Mobilitätstag am Bahnhof

Mann mit Blindenhund beim Einsteigen in Bus

Anlässlich des 30. Jahrestages der Fertigstellung des Coswiger Bahnhofsvorplatzes und der Europäischen Woche der Mobilität hatte der FB Ordnungswesen der Stadtverwaltung zu einem „kleinen Mobilitätstag“ eingeladen: eine Reihe schwerbehinderter Bürger, die regionalen Verkehrsanbieter, der Verein für Verkehrswende in kleinen Städten e.V. mit einem TeilAuto sowie die Gebietsverkehrswacht Meißen e.V. mit der Jugendverkehrsschule waren gekommen.

Die Gäste lauschten einer kurzen historischen Zusammenfassung von FB-Leiter Olaf Lier, der die Neugestaltung sämtlicher Verkehrsanlagen seit der Wende begleitet und insbesondere die barrierearme Gestaltung aufmerksam im Blick hatte: Vor 30 Jahren, eigentlich mit den ersten Ideen schon 1990, begann der lange Weg zur Umgestaltung des Nahverkehrs in Coswig hin zu einem für alle nutzbaren Verkehrsmittel.

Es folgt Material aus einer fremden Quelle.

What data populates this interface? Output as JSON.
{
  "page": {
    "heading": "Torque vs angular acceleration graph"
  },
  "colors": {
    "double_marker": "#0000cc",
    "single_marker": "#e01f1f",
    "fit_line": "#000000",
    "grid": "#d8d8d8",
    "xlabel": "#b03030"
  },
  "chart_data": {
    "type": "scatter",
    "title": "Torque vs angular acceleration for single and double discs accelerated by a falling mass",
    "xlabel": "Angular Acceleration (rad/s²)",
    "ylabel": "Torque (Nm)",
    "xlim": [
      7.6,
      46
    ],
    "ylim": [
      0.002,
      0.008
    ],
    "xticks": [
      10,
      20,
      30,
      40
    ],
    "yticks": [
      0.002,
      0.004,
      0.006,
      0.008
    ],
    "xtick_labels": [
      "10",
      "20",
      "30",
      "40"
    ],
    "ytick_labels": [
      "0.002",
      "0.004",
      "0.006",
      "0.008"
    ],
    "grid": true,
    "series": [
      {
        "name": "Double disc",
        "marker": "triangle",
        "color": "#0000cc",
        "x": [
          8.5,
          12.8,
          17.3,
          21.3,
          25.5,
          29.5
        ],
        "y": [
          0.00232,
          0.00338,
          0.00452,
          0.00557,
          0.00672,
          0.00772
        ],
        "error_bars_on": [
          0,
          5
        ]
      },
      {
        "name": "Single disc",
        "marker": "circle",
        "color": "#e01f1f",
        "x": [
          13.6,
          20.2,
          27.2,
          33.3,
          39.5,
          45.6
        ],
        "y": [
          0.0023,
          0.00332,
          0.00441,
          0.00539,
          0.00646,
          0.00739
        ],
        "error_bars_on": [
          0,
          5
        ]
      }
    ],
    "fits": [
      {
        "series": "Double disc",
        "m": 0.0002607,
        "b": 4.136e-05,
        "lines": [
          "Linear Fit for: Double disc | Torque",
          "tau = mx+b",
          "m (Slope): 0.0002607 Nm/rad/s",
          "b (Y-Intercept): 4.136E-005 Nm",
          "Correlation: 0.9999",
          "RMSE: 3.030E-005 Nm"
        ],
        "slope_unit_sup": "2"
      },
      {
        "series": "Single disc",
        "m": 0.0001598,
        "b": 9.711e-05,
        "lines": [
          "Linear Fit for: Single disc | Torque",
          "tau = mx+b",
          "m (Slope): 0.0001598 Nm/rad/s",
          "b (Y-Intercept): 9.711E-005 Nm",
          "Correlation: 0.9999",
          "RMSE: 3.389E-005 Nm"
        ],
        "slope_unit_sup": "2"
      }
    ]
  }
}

Hohe Treppen und Bordsteine, für Gehbehinderte, Blinde und Sehschwache, aber auch Mütter mit Kinderwagen teilweise unüberwindbare Hindernisse, sollten abgebaut werden. Zudem sollte das damalige Neubaugebiet Dresdner Straße und der Coswiger Bahnhof bis hin nach Meißen mit dem Bus erschlossen werden. Der Bahnhofsvorplatz erhielt bereits 1993 die ersten behindertengerechten Haltestellen für Busse; 1994 war er fertig. Seitdem fahren auf der Linie 401 ausschließlich behindertenfreundliche Niederflurbusse mit Haltestellenansage und ausklappbaren Rampen für Rollstuhlfahrer. In den Folgejahre erfolgte der Ausbau von immer mehr Haltestellen im Stadtgebiet und auch des Haltepunktes Neusörnewitz.

Damit dies alles nicht an den Bedürfnissen der Nutzer vorbei entwickelt wird, ist ein Austausch zwischen den Beteiligten wichtig. Olaf Lier ist sich sicher: „Bauliche Mängel werden nicht vorsätzlich verursacht - meist sind sie eine Folge von Unwissenheit.“

Daher ist es für Planer und Bauausführende wichtig, die Bedürfnisse der Betroffenen zu erfahren. Anderseits ist es auch wichtig zu verstehen, dass man immer wieder Kompromisse eingehen muss, damit überhaupt etwas entsteht.

Daher standen beim Praxistest am Bahnhof die Bedürfnisse von Blinden, schwer sehbehinderten Menschen und von Rollstuhlfahrern im Mittelpunkt, z.B. Ein- und Aussteigen beim Busfahren, Nutzung von Fahrstühlen, Rampen, Taststreifen im Boden oder der Beschriftung direkt am Handlauf: Metallaufkleber mit doppelter Beschriftung (Profilschrift und Braille-Schrift) direkt am Beginn der Handläufe sind für Blinde eine gute Wegweisung.

Die Gäste konnten ihre Fragen direkt stellen – z.B. erklärte ein Vertreter der Deutschen Bahn einer Rollstuhlfahrerin ausführlich neue Funktionen in der Bahn-App sowie des persönlichen Moblitätsservice der Bahn.

Die Bahn wird demnächst, sobald das bestellte Gerät geliefert wird, am Bahnhofsvorplatz eine digitale Fahrgastinformation installieren. Es wird allerdings eine rein optische Information bieten; dies ist für den Blinden- und Sehbehindertenverband ein Wermutstropfen.

Die Kreisorganisation des Blinden- und Sehschwachenverbandes Sachsen dankte den Gesprächspartnern für ihr Engagement und überreichte Olaf Lier für seinen jahrzehntelangen Einsatz für ihre Bedürfnisse eine persönliche Urkunde – Schwarz auf Weiß und in Braille-Schrift auf weißem Grund sowie einer Kaffeetasse für weitere gute Ideen mit dem Zitat von A. de Saint-Exupéry, natürlich auch in Blindenschrift "Man sieht nur mit dem Herzen gut, das Wesentliche ist für die Augen unsichtbar".